- Born: 27 July 1942 Kolkata, Bengal Province, British India
- Died: 28 September 2021 (aged 79) Dhaka, Bangladesh
- Education: Eden Mohila College; New York University;
- Occupations: Poet, translator, and academic
- Spouse: Robert G. Boughey ​(divorced)​
- Relatives: Golam Mostofa (grandfather); Mustafa Monwar (uncle);

= Farida Majid =

Bangladeshi poet, translator, and academic (1942–2021)

Farida Majid (27 July 1942 – 28 September 2021) was a Bangladeshi poet, translator, and academic.

Part of the first generation of Bangladeshi writers producing English-language work, Majid was an influential member of the London literary scene in the 1970s, when she ran the independent Salamander press. She then spent two decades as a professor of language and culture in New York before returning to Bangladesh in her later years.

==Early life and education==
Farida Majid was born in 1942 in Kolkata, India. Her mother, Jochna, was the eldest daughter of the Bengali writer Golam Mostofa. Majid began writing at a young age, and her poet grandfather encouraged and guided her early work. She published her first poem at age 10 in a Bengali newspaper called The Age.

After completing grade school, she first attended Eden Mohila College, a women's college at the University of Dhaka, where she studied chemistry. However, after a year she met and married the American architect Robert Boughey, with whom she moved to the United States. There, she studied English literature at New York University. After five years in the United States in which her marriage fell apart, she resettled in London in 1971, where she became deeply involved in the city's literary scene, regularly hosting salons in her Chelsea apartment throughout the 1970s.

==Career==
Majid is best known for her work as a poet, essayist, and translator.
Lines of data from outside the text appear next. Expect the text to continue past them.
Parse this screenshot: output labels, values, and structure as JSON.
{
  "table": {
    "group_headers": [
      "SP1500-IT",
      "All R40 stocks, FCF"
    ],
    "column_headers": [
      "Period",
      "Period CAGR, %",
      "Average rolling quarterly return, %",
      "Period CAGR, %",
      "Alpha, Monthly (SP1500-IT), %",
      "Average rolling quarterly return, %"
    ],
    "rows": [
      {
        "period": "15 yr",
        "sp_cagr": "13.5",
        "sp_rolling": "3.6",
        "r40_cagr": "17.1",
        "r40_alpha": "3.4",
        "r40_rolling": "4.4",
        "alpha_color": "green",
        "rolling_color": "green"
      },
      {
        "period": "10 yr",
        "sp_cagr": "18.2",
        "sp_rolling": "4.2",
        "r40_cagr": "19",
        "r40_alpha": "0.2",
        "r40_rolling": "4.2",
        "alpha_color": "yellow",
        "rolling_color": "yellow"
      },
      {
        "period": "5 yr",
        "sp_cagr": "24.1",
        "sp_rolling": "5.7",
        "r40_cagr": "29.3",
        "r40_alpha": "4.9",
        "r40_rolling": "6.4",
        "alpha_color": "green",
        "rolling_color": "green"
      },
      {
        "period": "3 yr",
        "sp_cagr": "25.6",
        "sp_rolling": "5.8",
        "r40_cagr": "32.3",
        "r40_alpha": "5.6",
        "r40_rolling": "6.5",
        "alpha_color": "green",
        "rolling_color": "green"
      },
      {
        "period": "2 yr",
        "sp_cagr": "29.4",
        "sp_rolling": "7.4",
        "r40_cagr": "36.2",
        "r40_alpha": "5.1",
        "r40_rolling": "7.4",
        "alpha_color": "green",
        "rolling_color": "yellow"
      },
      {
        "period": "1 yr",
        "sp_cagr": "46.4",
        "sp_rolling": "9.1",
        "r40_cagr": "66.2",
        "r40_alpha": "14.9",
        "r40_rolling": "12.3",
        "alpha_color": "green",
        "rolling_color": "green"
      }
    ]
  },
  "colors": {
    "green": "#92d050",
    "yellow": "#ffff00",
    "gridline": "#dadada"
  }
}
She is considered a member of the first generation of Bangladeshi writers in English.

A prolific poet, throughout her career she published both poetry and essays in various periodicals, but only published one book of her own writing, the poetry collection Ganda Phuler Proyan o Jara Benche Thakbe.
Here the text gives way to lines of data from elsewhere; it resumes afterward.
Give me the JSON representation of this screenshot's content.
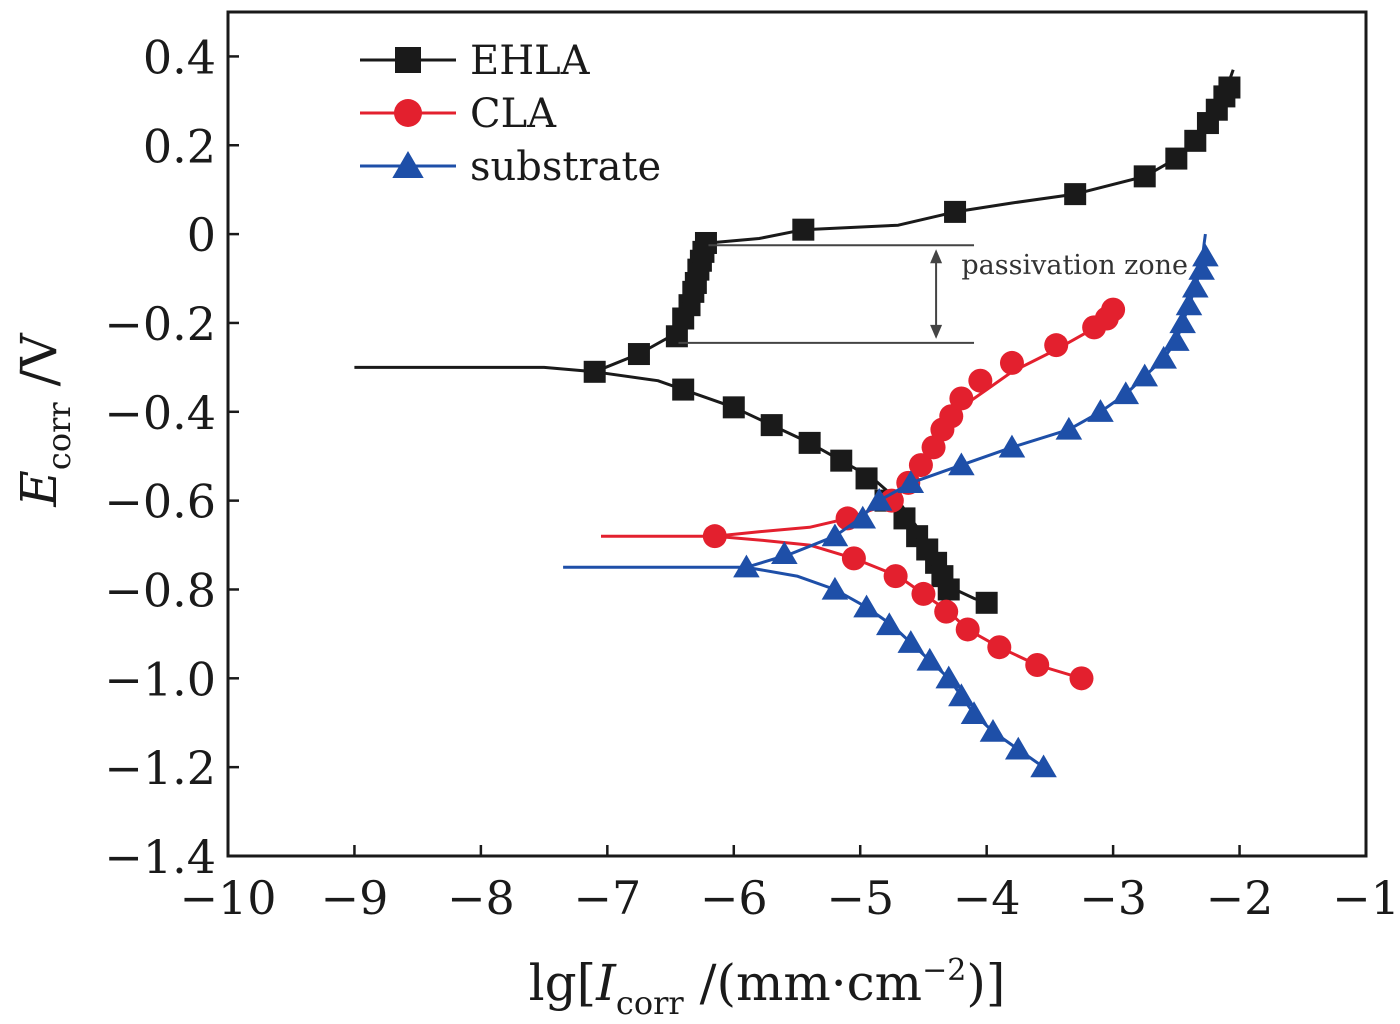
{
  "chart_data": {
    "type": "line",
    "title": "",
    "xlabel_parts": {
      "prefix": "lg[",
      "var": "I",
      "sub": "corr",
      "mid": " /(mm·cm",
      "sup": "−2",
      "suffix": ")]"
    },
    "ylabel_parts": {
      "var": "E",
      "sub": "corr",
      "unit": " /V"
    },
    "xlim": [
      -10,
      -1
    ],
    "ylim": [
      -1.4,
      0.5
    ],
    "xticks": [
      -10,
      -9,
      -8,
      -7,
      -6,
      -5,
      -4,
      -3,
      -2,
      -1
    ],
    "xtick_labels": [
      "−10",
      "−9",
      "−8",
      "−7",
      "−6",
      "−5",
      "−4",
      "−3",
      "−2",
      "−1"
    ],
    "yticks": [
      0.4,
      0.2,
      0,
      -0.2,
      -0.4,
      -0.6,
      -0.8,
      -1.0,
      -1.2,
      -1.4
    ],
    "ytick_labels": [
      "0.4",
      "0.2",
      "0",
      "−0.2",
      "−0.4",
      "−0.6",
      "−0.8",
      "−1.0",
      "−1.2",
      "−1.4"
    ],
    "legend_position": "top-left",
    "grid": false,
    "series": [
      {
        "name": "EHLA",
        "color": "#1a1a1a",
        "marker": "square",
        "line": [
          [
            -9.0,
            -0.3
          ],
          [
            -7.5,
            -0.3
          ],
          [
            -7.1,
            -0.31
          ],
          [
            -6.75,
            -0.27
          ],
          [
            -6.5,
            -0.23
          ],
          [
            -6.4,
            -0.2
          ],
          [
            -6.35,
            -0.15
          ],
          [
            -6.3,
            -0.1
          ],
          [
            -6.25,
            -0.05
          ],
          [
            -6.2,
            -0.02
          ],
          [
            -5.8,
            -0.01
          ],
          [
            -5.45,
            0.01
          ],
          [
            -4.7,
            0.02
          ],
          [
            -4.25,
            0.05
          ],
          [
            -3.8,
            0.07
          ],
          [
            -3.3,
            0.09
          ],
          [
            -2.75,
            0.13
          ],
          [
            -2.5,
            0.17
          ],
          [
            -2.35,
            0.21
          ],
          [
            -2.25,
            0.25
          ],
          [
            -2.2,
            0.28
          ],
          [
            -2.15,
            0.31
          ],
          [
            -2.1,
            0.33
          ],
          [
            -2.05,
            0.37
          ]
        ],
        "line2": [
          [
            -7.1,
            -0.31
          ],
          [
            -6.6,
            -0.33
          ],
          [
            -6.4,
            -0.35
          ],
          [
            -6.0,
            -0.39
          ],
          [
            -5.7,
            -0.43
          ],
          [
            -5.4,
            -0.47
          ],
          [
            -5.15,
            -0.51
          ],
          [
            -4.9,
            -0.55
          ],
          [
            -4.7,
            -0.6
          ],
          [
            -4.6,
            -0.64
          ],
          [
            -4.5,
            -0.68
          ],
          [
            -4.42,
            -0.72
          ],
          [
            -4.35,
            -0.76
          ],
          [
            -4.25,
            -0.8
          ],
          [
            -4.1,
            -0.82
          ],
          [
            -4.0,
            -0.83
          ]
        ],
        "markers": [
          [
            -7.1,
            -0.31
          ],
          [
            -6.75,
            -0.27
          ],
          [
            -6.45,
            -0.23
          ],
          [
            -6.4,
            -0.19
          ],
          [
            -6.35,
            -0.16
          ],
          [
            -6.32,
            -0.13
          ],
          [
            -6.3,
            -0.11
          ],
          [
            -6.28,
            -0.08
          ],
          [
            -6.26,
            -0.06
          ],
          [
            -6.24,
            -0.04
          ],
          [
            -6.22,
            -0.02
          ],
          [
            -5.45,
            0.01
          ],
          [
            -4.25,
            0.05
          ],
          [
            -3.3,
            0.09
          ],
          [
            -2.75,
            0.13
          ],
          [
            -2.5,
            0.17
          ],
          [
            -2.35,
            0.21
          ],
          [
            -2.25,
            0.25
          ],
          [
            -2.18,
            0.28
          ],
          [
            -2.12,
            0.31
          ],
          [
            -2.08,
            0.33
          ],
          [
            -6.4,
            -0.35
          ],
          [
            -6.0,
            -0.39
          ],
          [
            -5.7,
            -0.43
          ],
          [
            -5.4,
            -0.47
          ],
          [
            -5.15,
            -0.51
          ],
          [
            -4.95,
            -0.55
          ],
          [
            -4.8,
            -0.6
          ],
          [
            -4.65,
            -0.64
          ],
          [
            -4.55,
            -0.68
          ],
          [
            -4.47,
            -0.71
          ],
          [
            -4.4,
            -0.74
          ],
          [
            -4.35,
            -0.77
          ],
          [
            -4.3,
            -0.8
          ],
          [
            -4.0,
            -0.83
          ]
        ]
      },
      {
        "name": "CLA",
        "color": "#e3202e",
        "marker": "circle",
        "line": [
          [
            -7.05,
            -0.68
          ],
          [
            -6.5,
            -0.68
          ],
          [
            -6.15,
            -0.68
          ],
          [
            -5.8,
            -0.67
          ],
          [
            -5.4,
            -0.66
          ],
          [
            -5.1,
            -0.64
          ],
          [
            -4.9,
            -0.62
          ],
          [
            -4.75,
            -0.6
          ],
          [
            -4.6,
            -0.56
          ],
          [
            -4.5,
            -0.52
          ],
          [
            -4.4,
            -0.47
          ],
          [
            -4.3,
            -0.43
          ],
          [
            -4.2,
            -0.39
          ],
          [
            -4.0,
            -0.35
          ],
          [
            -3.8,
            -0.31
          ],
          [
            -3.45,
            -0.26
          ],
          [
            -3.2,
            -0.22
          ],
          [
            -3.0,
            -0.17
          ]
        ],
        "line2": [
          [
            -6.15,
            -0.68
          ],
          [
            -5.75,
            -0.69
          ],
          [
            -5.4,
            -0.7
          ],
          [
            -5.05,
            -0.73
          ],
          [
            -4.7,
            -0.77
          ],
          [
            -4.5,
            -0.81
          ],
          [
            -4.3,
            -0.85
          ],
          [
            -4.15,
            -0.89
          ],
          [
            -3.9,
            -0.93
          ],
          [
            -3.6,
            -0.97
          ],
          [
            -3.25,
            -1.0
          ]
        ],
        "markers": [
          [
            -6.15,
            -0.68
          ],
          [
            -5.1,
            -0.64
          ],
          [
            -4.75,
            -0.6
          ],
          [
            -4.62,
            -0.56
          ],
          [
            -4.52,
            -0.52
          ],
          [
            -4.42,
            -0.48
          ],
          [
            -4.35,
            -0.44
          ],
          [
            -4.28,
            -0.41
          ],
          [
            -4.2,
            -0.37
          ],
          [
            -4.05,
            -0.33
          ],
          [
            -3.8,
            -0.29
          ],
          [
            -3.45,
            -0.25
          ],
          [
            -3.15,
            -0.21
          ],
          [
            -3.05,
            -0.19
          ],
          [
            -3.0,
            -0.17
          ],
          [
            -5.05,
            -0.73
          ],
          [
            -4.72,
            -0.77
          ],
          [
            -4.5,
            -0.81
          ],
          [
            -4.32,
            -0.85
          ],
          [
            -4.15,
            -0.89
          ],
          [
            -3.9,
            -0.93
          ],
          [
            -3.6,
            -0.97
          ],
          [
            -3.25,
            -1.0
          ]
        ]
      },
      {
        "name": "substrate",
        "color": "#1e4fa8",
        "marker": "triangle",
        "line": [
          [
            -7.35,
            -0.75
          ],
          [
            -6.7,
            -0.75
          ],
          [
            -5.9,
            -0.75
          ],
          [
            -5.55,
            -0.72
          ],
          [
            -5.2,
            -0.68
          ],
          [
            -5.0,
            -0.64
          ],
          [
            -4.85,
            -0.6
          ],
          [
            -4.6,
            -0.56
          ],
          [
            -4.2,
            -0.52
          ],
          [
            -3.8,
            -0.48
          ],
          [
            -3.35,
            -0.44
          ],
          [
            -3.1,
            -0.4
          ],
          [
            -2.9,
            -0.36
          ],
          [
            -2.75,
            -0.32
          ],
          [
            -2.6,
            -0.28
          ],
          [
            -2.5,
            -0.24
          ],
          [
            -2.45,
            -0.2
          ],
          [
            -2.4,
            -0.16
          ],
          [
            -2.35,
            -0.12
          ],
          [
            -2.3,
            -0.07
          ],
          [
            -2.28,
            -0.02
          ],
          [
            -2.27,
            0.0
          ]
        ],
        "line2": [
          [
            -5.9,
            -0.75
          ],
          [
            -5.5,
            -0.77
          ],
          [
            -5.2,
            -0.8
          ],
          [
            -4.95,
            -0.84
          ],
          [
            -4.75,
            -0.88
          ],
          [
            -4.6,
            -0.92
          ],
          [
            -4.45,
            -0.96
          ],
          [
            -4.3,
            -1.0
          ],
          [
            -4.2,
            -1.04
          ],
          [
            -4.1,
            -1.08
          ],
          [
            -3.95,
            -1.12
          ],
          [
            -3.75,
            -1.16
          ],
          [
            -3.55,
            -1.2
          ]
        ],
        "markers": [
          [
            -5.9,
            -0.75
          ],
          [
            -5.6,
            -0.72
          ],
          [
            -5.2,
            -0.68
          ],
          [
            -4.98,
            -0.64
          ],
          [
            -4.85,
            -0.6
          ],
          [
            -4.6,
            -0.56
          ],
          [
            -4.2,
            -0.52
          ],
          [
            -3.8,
            -0.48
          ],
          [
            -3.35,
            -0.44
          ],
          [
            -3.1,
            -0.4
          ],
          [
            -2.9,
            -0.36
          ],
          [
            -2.75,
            -0.32
          ],
          [
            -2.6,
            -0.28
          ],
          [
            -2.5,
            -0.24
          ],
          [
            -2.45,
            -0.2
          ],
          [
            -2.4,
            -0.16
          ],
          [
            -2.35,
            -0.12
          ],
          [
            -2.3,
            -0.08
          ],
          [
            -2.27,
            -0.05
          ],
          [
            -5.2,
            -0.8
          ],
          [
            -4.95,
            -0.84
          ],
          [
            -4.77,
            -0.88
          ],
          [
            -4.6,
            -0.92
          ],
          [
            -4.45,
            -0.96
          ],
          [
            -4.3,
            -1.0
          ],
          [
            -4.2,
            -1.04
          ],
          [
            -4.1,
            -1.08
          ],
          [
            -3.95,
            -1.12
          ],
          [
            -3.75,
            -1.16
          ],
          [
            -3.55,
            -1.2
          ]
        ]
      }
    ],
    "annotation": {
      "text": "passivation zone",
      "y_top": -0.025,
      "y_bottom": -0.245,
      "x_start": -6.2,
      "x_end": -4.1,
      "arrow_x": -4.4,
      "label_x": -4.2,
      "label_y": -0.09
    }
  }
}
In addition to her own work, she translated Bangladeshi literature, including the writing of such authors as Humayun Azad, into English, as well as English literature into Bengali. She also translated from Arabic to Bengali, including parts of the Quran. In 1974, she worked as an editor and translator to produce the anthology Take Me Home, Rickshaw: Poems by Contemporary Poets of Bangladesh. She also edited a 1977 collection of English-language poems titled Thursday Evening Anthology.

From 1974 to 1980, Majid served as managing editor of the London-based publisher Salamander. She also ran its eponymous literary magazine, which published essays, poetry, fiction, and works in translation.
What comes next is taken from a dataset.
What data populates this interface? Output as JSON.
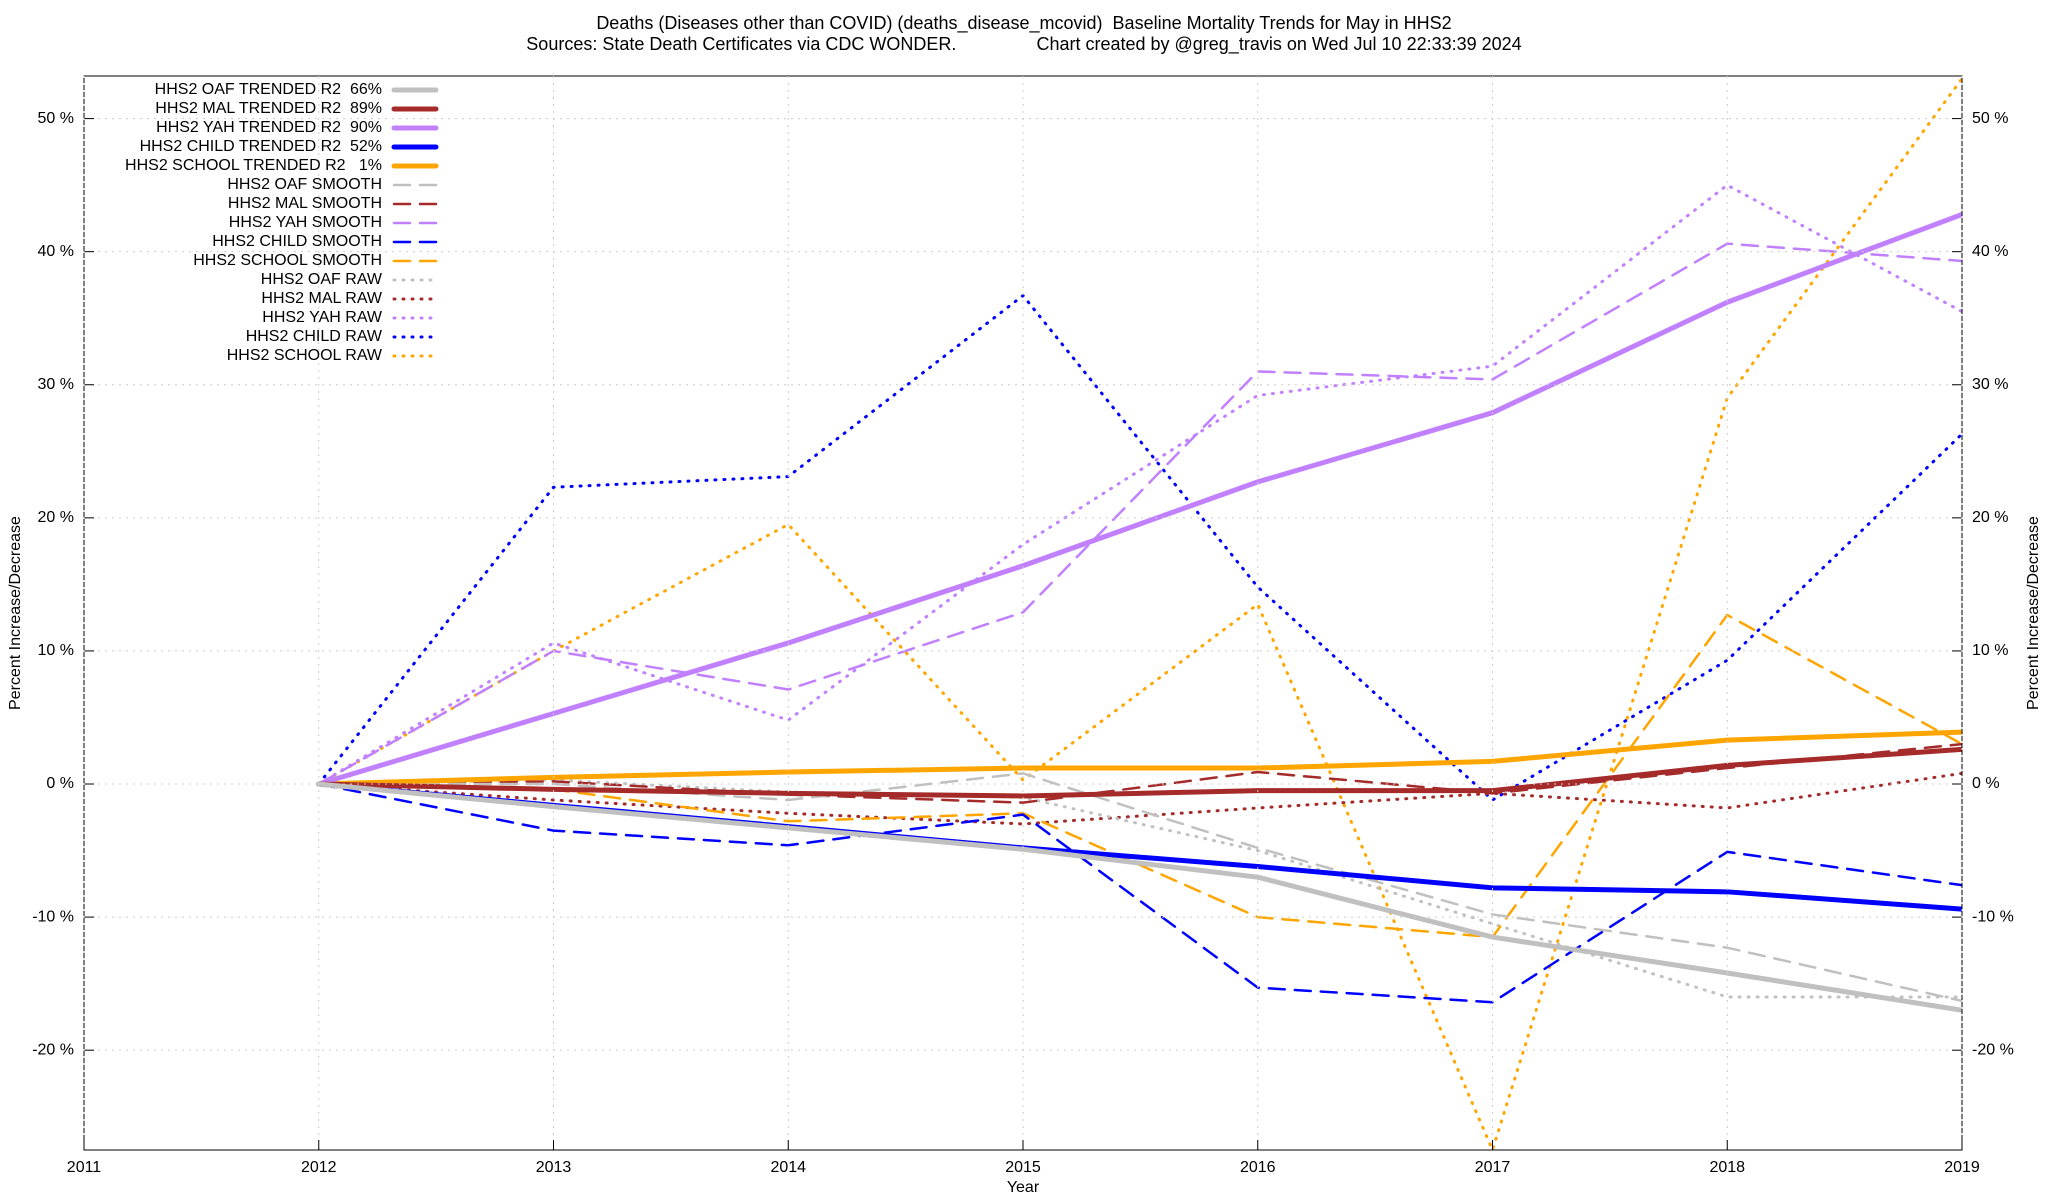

However, in late 1979 she was forced to leave the United Kingdom, having been denied residency by British authorities despite a support campaign by various influential figures including the poet Ted Hughes. She moved to the United States, as she retained U.S. citizenship due to her previous marriage. There, she took up various teaching posts in the New York area, including at Columbia University, where she taught Bengali language and literature from 1984 to 1989; the City University of New York, where she taught language, writing, and cultural studies from 1991 to 2005; and the College of New Rochelle. While at the City University of New York, she taught at the Hostos Community College, LaGuardia Community College and York College.

==Activism==
Majid was active in anti-Pakistan protests in London during the 1971 Bangladesh Liberation War. She was also involved with the Nirmul Committee, which sought justice for the violence committed against Bangladeshis during the war.

==Later years and death==
After four decades abroad, Majid returned to Bangladesh in 2006. She died in September 2021, while undergoing cancer treatment in Dhaka. On her death, fellow poet Razu Alauddin described her as a writer and academic who was "way ahead of her time."